Le ciel gronde terriblement, la pluie tombe à torrent et les portes s'ouvrent toutes seules. La première image très ressemblante à celle du dernier film du réalisateur franco-polonais, avec la grisaille en plus, présage déjà d'un carnage mystique. Comme dans son précédent générique, les arbres sont au centre de l'image et on en voit pas le bout afin de relier ciel et terre. Derrière ces axes ce ne sont plus les enfants qui se chamaillent, mais un théâtre. Alors, une ouvreuse invisible nous y invite et nous n'en sortirons qu'1h30 plus tard.
Débauchée on ne sais-où, une femme à l'allure débordée coupe court aux lamentations de fin de journée du seul occupant des lieux.

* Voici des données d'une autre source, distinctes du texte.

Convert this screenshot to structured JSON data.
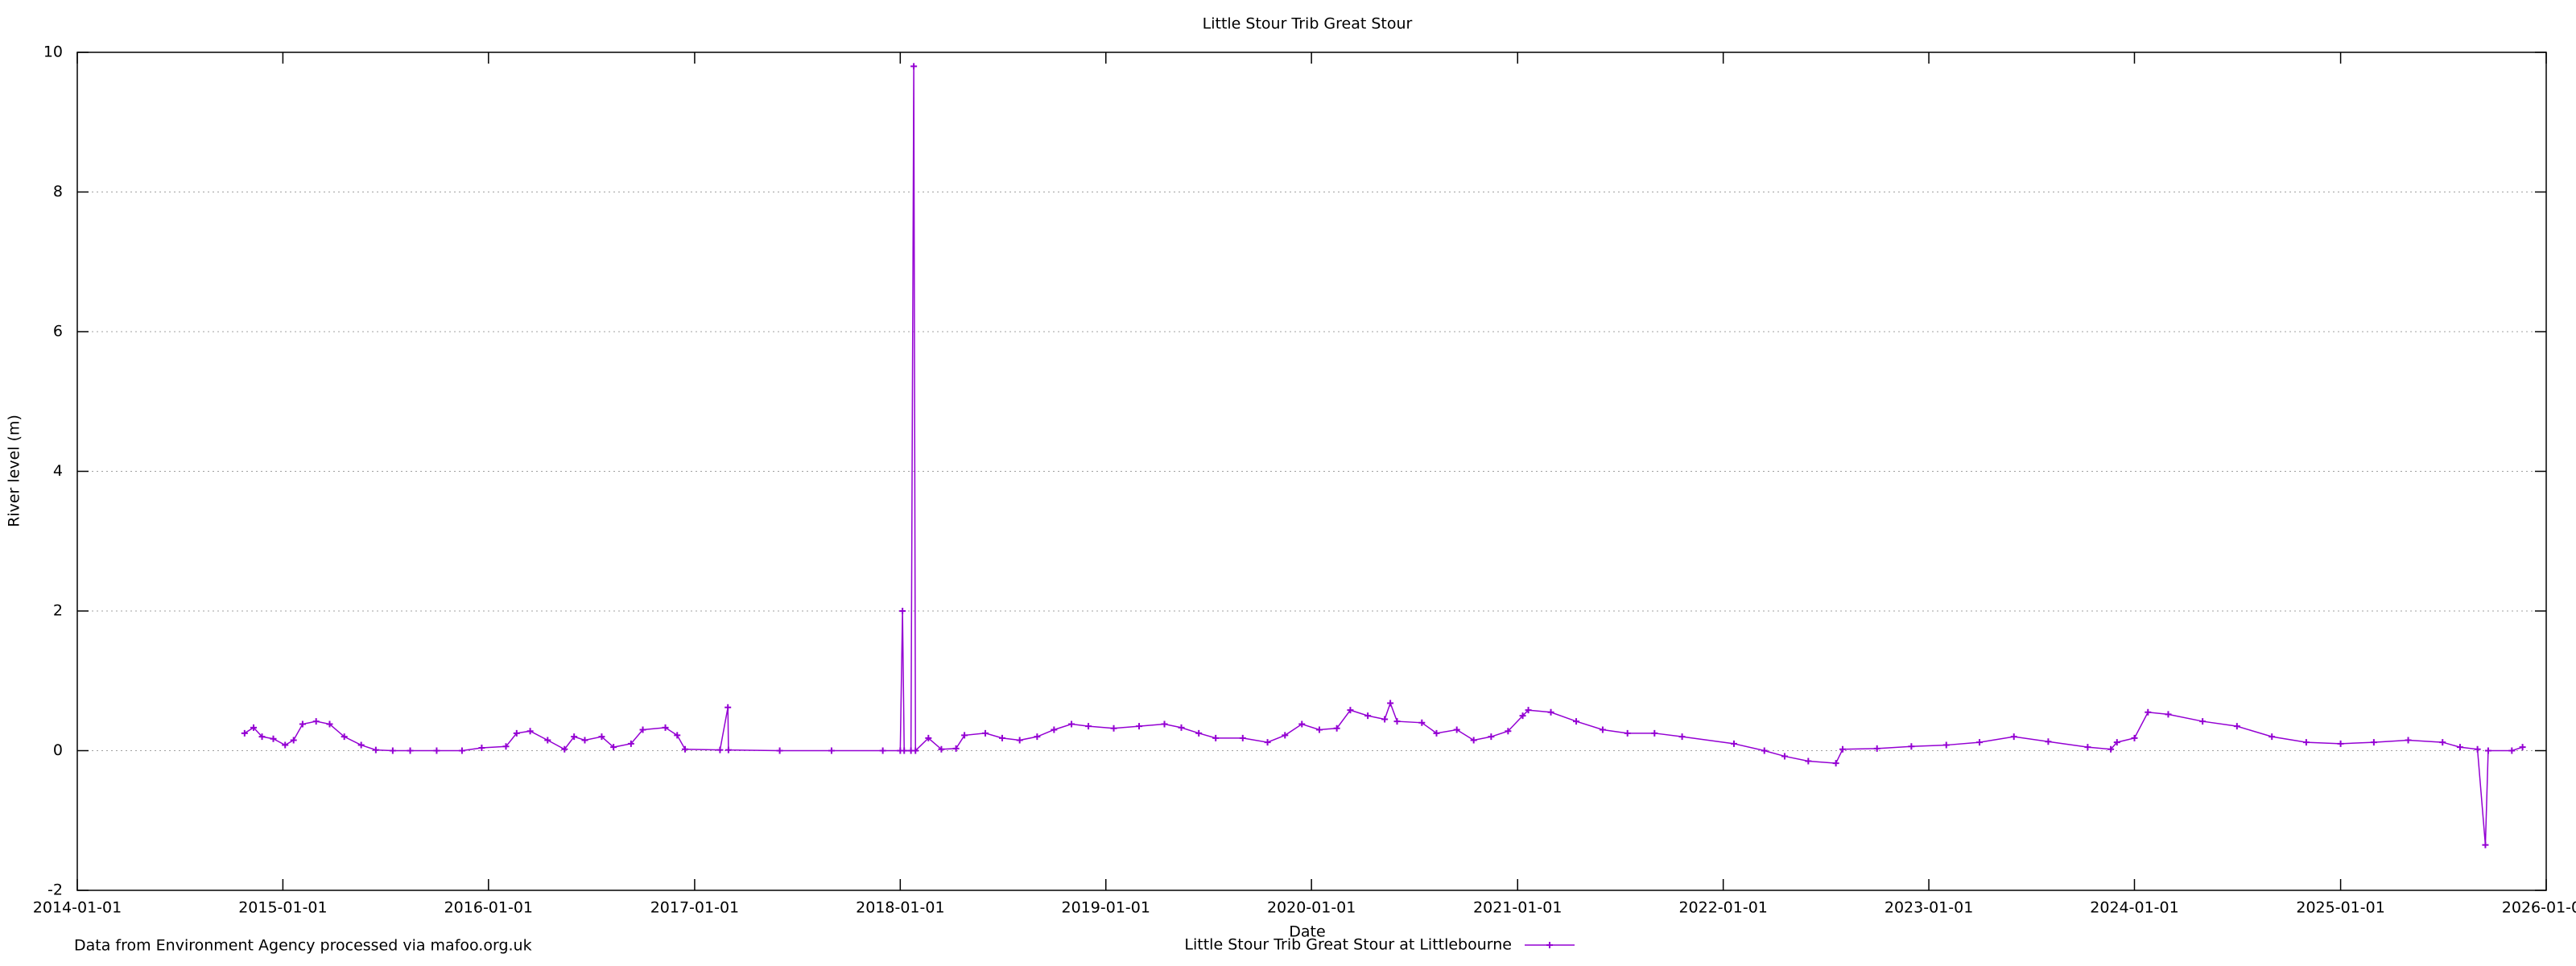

Thomas, auteur-metteur en scène, ne le sait pas encore mais fait là connaissance d'un poison nommé Vanda. Celle-ci se présente sous des airs de grande sotte, voir de Marie-couche-toi-là. D'abord insupportable, Emmanuelle Seigner nous fait très vite percevoir des faces cachée à son personnage. Les duettistes s'adonnent à une confrontation d'abord proche d'un tango. Ils se regardent, semblent intrigués l'un par l'autre mais s'évitent, ne se touchent pas. Mais si cette performance en duo ce rapproche réellement d'une danse, alors ce serait une valse. Les deux acteurs s'accordent pour faire évoluer par petits pas ce récit.
A l'instar de Carnage, une force spirituelle semble les retenir dans cette pièce jusqu'à un certain aboutissement. Notons que la pièce de Yasmina Reza adaptée au cinéma il y a deux ans s'appelle Le Dieu du carnage. Autre présage divin.
L'omniscience grandissante de la protagoniste féminine devient de plus en plus étrange et renversera vite la position de dominance. L’ambivalence, ou ambiguïté, de la parallèle entre les comédiens de planche et leurs rôles est déroutant et perd toute limite au fur et à mesure que le film continue. En même temps que le rapport des personnages, l'irrationnel évolue tout au long du film. Si il est toujours rythmé ce huit-clos gagne en intensité avec la montée en folie. Aussi l'apogée d'un érotisme croissant dans ce film, la dernière scène dévoile une Emmanuelle Seigner sensuelle et sensationnelle.
Nue, venue Venus. Dans le plus un simple appareil après de nombreux changements de tenues symboles d'un être polymorphe. Paradoxalement, l'absurde de cette fin rompt le mystère nous mettant à la fois face à l'évidence et le dingue. La Venus était l'ouvreuse invisible, le quiproquo avait un sens. On quitte le théâtre comme on y est entré, mais le ciel ne pleut plus. La déesse a accomplit son carnage, la salle peut se libérer.